Cooling of SO8

H

Heindorf

Guest
Hi,
I'm using a TC4420-SMD as a gate driver ( 15V, 100kHz, Qg=0.8ľC, Rg=5
Ohm). Now the board is finished and the creature gets pretty hot despite
a little heatsink glued on top.Is there a pin-compatible IC available
with perhaps a higher power dissipation and/or lower output impedance?
Is there a better way to cool down the case ( no fan)?
Rolf
 
Heindorf wrote:
Hi,
I'm using a TC4420-SMD as a gate driver ( 15V, 100kHz, Qg=0.8ľC, Rg=5
Ohm). Now the board is finished and the creature gets pretty hot despite
a little heatsink glued on top.Is there a pin-compatible IC available
with perhaps a higher power dissipation and/or lower output impedance?
Is there a better way to cool down the case ( no fan)?
The usual way with little SM devices is to track out the ground pins to
an appreciable area of copper on the PCB, the leads and solder being
much more thermally conductive than the plastic case.

Paul Burke
 
Paul Burke schrieb:

Heindorf wrote:
Hi,
I'm using a TC4420-SMD as a gate driver ( 15V, 100kHz, Qg=0.8ľC, Rg=5
Ohm). Now the board is finished and the creature gets pretty hot despite
a little heatsink glued on top.Is there a pin-compatible IC available
with perhaps a higher power dissipation and/or lower output impedance?
Is there a better way to cool down the case ( no fan)?

The usual way with little SM devices is to track out the ground pins to
an appreciable area of copper on the PCB, the leads and solder being
much more thermally conductive than the plastic case.

Paul Burke
Hello,
that's not a bad proposal and I'll consider this at any rate the next time.
Currently there is little space available and the board is finished. BTW the
frequency is 50 kHz ( two stages alternately switched on) and I calculate
approx. 0.3W for each driver. With 25°C and the small heatsink it's tolerable,
I think. But at 70 °C I've doubts.
Rolf
 
"Heindorf" <heindorf@aeras.de> wrote in message
news:41B5988A.9662F4C4@aeras.de...
Paul Burke schrieb:

Heindorf wrote:
Hi,
I'm using a TC4420-SMD as a gate driver ( 15V, 100kHz, Qg=0.8ľC, Rg=5
Ohm). Now the board is finished and the creature gets pretty hot
despite
a little heatsink glued on top.Is there a pin-compatible IC available
with perhaps a higher power dissipation and/or lower output impedance?
Is there a better way to cool down the case ( no fan)?

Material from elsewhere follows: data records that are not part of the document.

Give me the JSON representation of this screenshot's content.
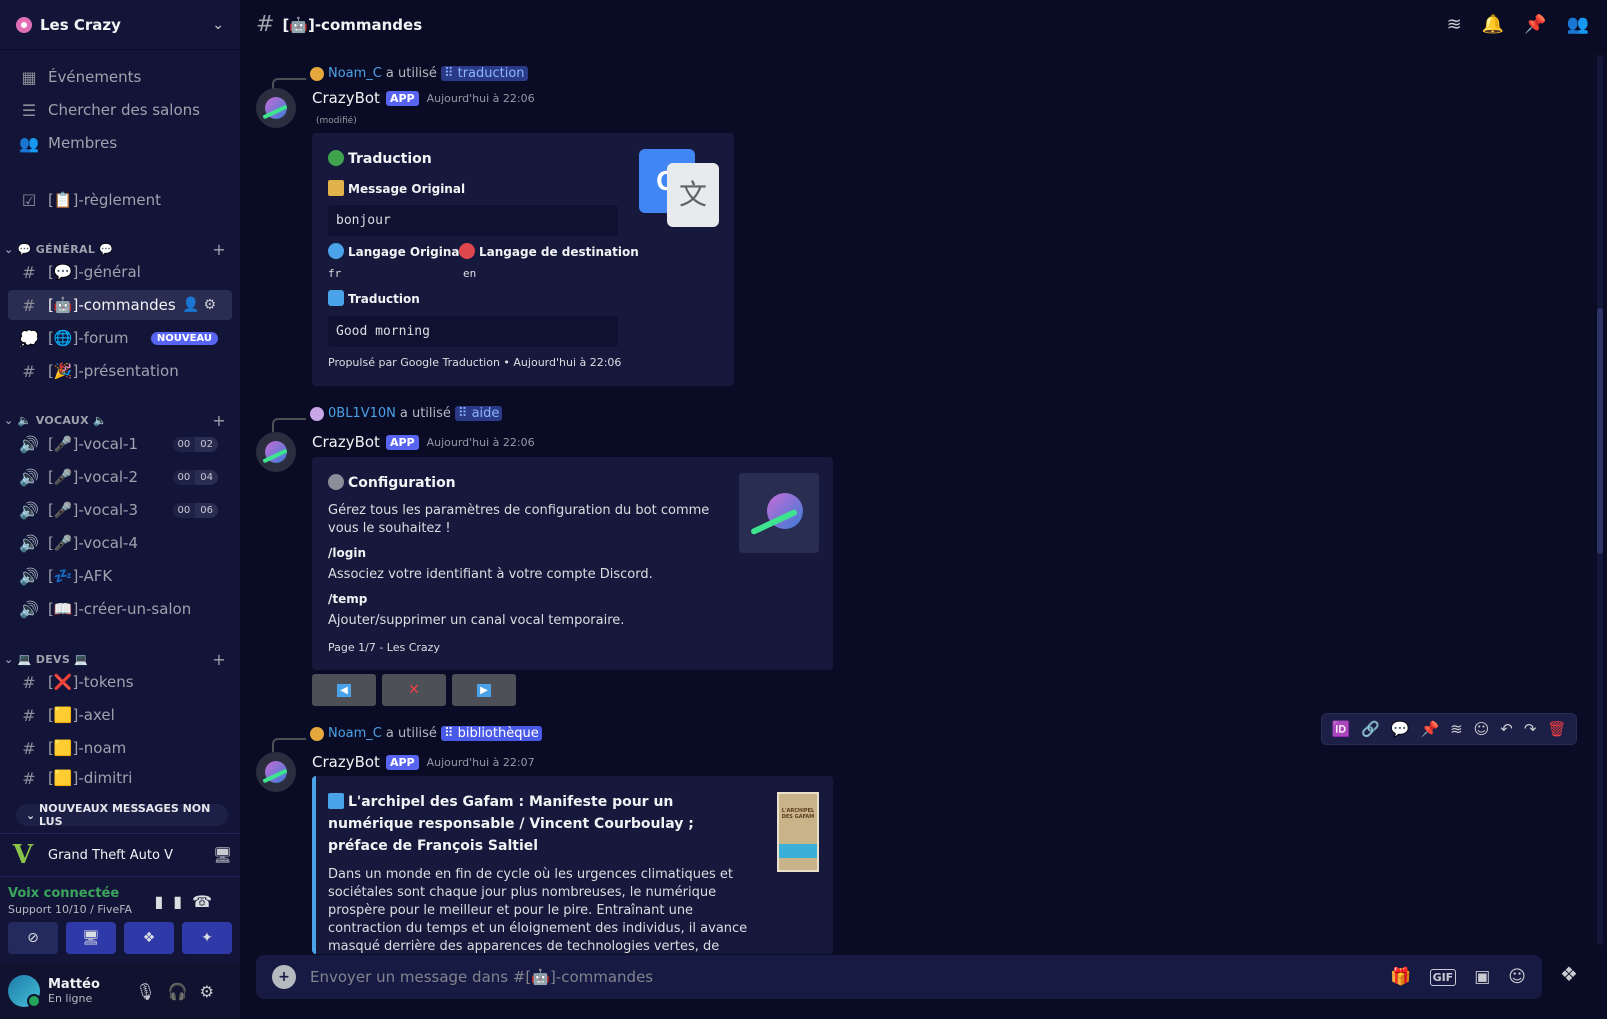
{
  "server": {
    "name": "Les Crazy"
  },
  "nav": {
    "events": "Événements",
    "browse": "Chercher des salons",
    "members": "Membres",
    "rules": "[📋]-règlement"
  },
  "categories": {
    "general": "GÉNÉRAL",
    "vocaux": "VOCAUX",
    "devs": "DEVS"
  },
  "channels": {
    "general": "[💬]-général",
    "commandes": "[🤖]-commandes",
    "forum": "[🌐]-forum",
    "forum_badge": "NOUVEAU",
    "presentation": "[🎉]-présentation",
    "vocal1": "[🎤]-vocal-1",
    "vocal1_counts": [
      "00",
      "02"
    ],
    "vocal2": "[🎤]-vocal-2",
    "vocal2_counts": [
      "00",
      "04"
    ],
    "vocal3": "[🎤]-vocal-3",
    "vocal3_counts": [
      "00",
      "06"
    ],
    "vocal4": "[🎤]-vocal-4",
    "afk": "[💤]-AFK",
    "create": "[📖]-créer-un-salon",
    "tokens": "[❌]-tokens",
    "axel": "[🟨]-axel",
    "noam": "[🟨]-noam",
    "dimitri": "[🟨]-dimitri"
  },
  "unread_pill": "NOUVEAUX MESSAGES NON LUS",
  "activity": {
    "name": "Grand Theft Auto V"
  },
  "voice": {
    "title": "Voix connectée",
    "sub": "Support 10/10 / FiveFA"
  },
  "user": {
    "name": "Mattéo",
    "status": "En ligne"
  },
  "topbar": {
    "title": "[🤖]-commandes"
  },
  "messages": [
    {
      "reply_user": "Noam_C",
      "reply_text": "a utilisé",
      "command": "traduction",
      "author": "CrazyBot",
      "tag": "APP",
      "time": "Aujourd'hui à 22:06",
      "edited": "(modifié)",
      "embed": {
        "title": "Traduction",
        "f1_name": "Message Original",
        "f1_value": "bonjour",
        "f2_name": "Langage Original",
        "f2_value": "fr",
        "f3_name": "Langage de destination",
        "f3_value": "en",
        "f4_name": "Traduction",
        "f4_value": "Good morning",
        "footer": "Propulsé par Google Traduction • Aujourd'hui à 22:06"
      }
    },
    {
      "reply_user": "0BL1V10N",
      "reply_text": "a utilisé",
      "command": "aide",
      "author": "CrazyBot",
      "tag": "APP",
      "time": "Aujourd'hui à 22:06",
      "embed": {
        "title": "Configuration",
        "desc": "Gérez tous les paramètres de configuration du bot comme vous le souhaitez !",
        "f1_name": "/login",
        "f1_value": "Associez votre identifiant à votre compte Discord.",
        "f2_name": "/temp",
        "f2_value": "Ajouter/supprimer un canal vocal temporaire.",
        "footer": "Page 1/7 - Les Crazy"
      }
    },
    {
      "reply_user": "Noam_C",
      "reply_text": "a utilisé",
      "command": "bibliothèque",
      "author": "CrazyBot",
      "tag": "APP",
      "time": "Aujourd'hui à 22:07",
      "embed": {
        "title": "L'archipel des Gafam  : Manifeste pour un numérique responsable / Vincent Courboulay ; préface de François Saltiel",
        "desc": "Dans un monde en fin de cycle où les urgences climatiques et sociétales sont chaque jour plus nombreuses, le numérique prospère pour le meilleur et pour le pire. Entraînant une contraction du temps et un éloignement des individus, il avance masqué derrière des apparences de technologies vertes, de progrès et de prospérité, pour",
        "cover": "L'ARCHIPEL DES GAFAM"
      }
    }
  ],
  "composer": {
    "placeholder": "Envoyer un message dans #[🤖]-commandes"
  },
  "colors": {
    "accent": "#5865f2",
    "online": "#23a55a",
    "link": "#4ba1e6",
    "danger": "#f23f43"
  }
}
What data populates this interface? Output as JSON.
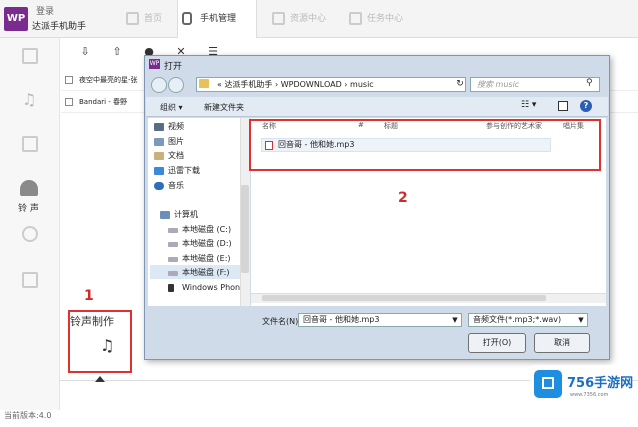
{
  "app": {
    "logo": "WP",
    "login": "登录",
    "name": "达派手机助手",
    "nav": [
      {
        "label": "首页"
      },
      {
        "label": "手机管理"
      },
      {
        "label": "资源中心"
      },
      {
        "label": "任务中心"
      }
    ],
    "sidebar_active_label": "铃 声",
    "files": [
      {
        "name": "夜空中最亮的星-张"
      },
      {
        "name": "Bandari - 春野"
      }
    ],
    "ringtone_panel_label": "铃声制作",
    "version": "当前版本:4.0"
  },
  "annotations": {
    "one": "1",
    "two": "2"
  },
  "dialog": {
    "title": "打开",
    "logo": "WP",
    "address": "« 达派手机助手 › WPDOWNLOAD › music",
    "search_placeholder": "搜索 music",
    "organize": "组织 ▾",
    "new_folder": "新建文件夹",
    "nav_items": [
      {
        "label": "视频",
        "icon": "video-folder-icon"
      },
      {
        "label": "图片",
        "icon": "pictures-folder-icon"
      },
      {
        "label": "文档",
        "icon": "documents-folder-icon"
      },
      {
        "label": "迅雷下载",
        "icon": "download-folder-icon"
      },
      {
        "label": "音乐",
        "icon": "music-folder-icon"
      },
      {
        "label": "计算机",
        "icon": "computer-icon"
      },
      {
        "label": "本地磁盘 (C:)",
        "icon": "drive-icon"
      },
      {
        "label": "本地磁盘 (D:)",
        "icon": "drive-icon"
      },
      {
        "label": "本地磁盘 (E:)",
        "icon": "drive-icon"
      },
      {
        "label": "本地磁盘 (F:)",
        "icon": "drive-icon"
      },
      {
        "label": "Windows Phone",
        "icon": "phone-icon"
      }
    ],
    "columns": [
      "名称",
      "#",
      "标题",
      "参与创作的艺术家",
      "唱片集"
    ],
    "file": "回音哥 - 他和她.mp3",
    "filename_label": "文件名(N):",
    "filename_value": "回音哥 - 他和她.mp3",
    "filetype": "音频文件(*.mp3;*.wav)",
    "open_button": "打开(O)",
    "cancel_button": "取消"
  },
  "watermark": {
    "text": "756手游网",
    "url": "www.7356.com"
  },
  "colors": {
    "brand": "#7a2c8e",
    "annotation": "#e03030",
    "watermark": "#1e8fe0"
  }
}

The usual way with little SM devices is to track out the ground pins to
an appreciable area of copper on the PCB, the leads and solder being
much more thermally conductive than the plastic case.

Paul Burke

Hello,
that's not a bad proposal and I'll consider this at any rate the next
time.
Currently there is little space available and the board is finished. BTW
the
frequency is 50 kHz ( two stages alternately switched on) and I calculate
approx. 0.3W for each driver. With 25°C and the small heatsink it's
tolerable,
I think. But at 70 °C I've doubts.
I don't know the device. But generally you should go for power packages for
power devices. Ie. SO8 with an exposed thermal pad under it (which you
solder directly to a copper fill with thermal vias to a plane). 0.3W is
nothing - if you have problems even with a heatsink I guess you calculated
wrongly ;-)

/A

 
On Tue, 07 Dec 2004 12:07:09 +0100, Heindorf wrote:

Hi,
I'm using a TC4420-SMD as a gate driver ( 15V, 100kHz, Qg=0.8ľC, Rg=5
Ohm). Now the board is finished and the creature gets pretty hot despite
a little heatsink glued on top.Is there a pin-compatible IC available
with perhaps a higher power dissipation and/or lower output impedance?
Is there a better way to cool down the case ( no fan)?
Rolf
You didn't say what kind of glue. You can get thermally conductive epoxy,
but it's a little expensive.

Good Luck!
Rich
 
Rich Grise wrote:
On Tue, 07 Dec 2004 12:07:09 +0100, Heindorf wrote:


Hi,
I'm using a TC4420-SMD as a gate driver ( 15V, 100kHz, Qg=0.8ľC, Rg=5
Ohm). Now the board is finished and the creature gets pretty hot despite
a little heatsink glued on top.Is there a pin-compatible IC available
with perhaps a higher power dissipation and/or lower output impedance?
Is there a better way to cool down the case ( no fan)?
Rolf


You didn't say what kind of glue. You can get thermally conductive epoxy,
but it's a little expensive.

Good Luck!
Rich
My experience with "thermal conductive" epoxy suggests it should be
called "less thermally insulating" epoxy. Its a lot better than an
ordinary epoxy, but absolutely ratshit compared to, say, clamping the
parts together - by an order of magnitude at least.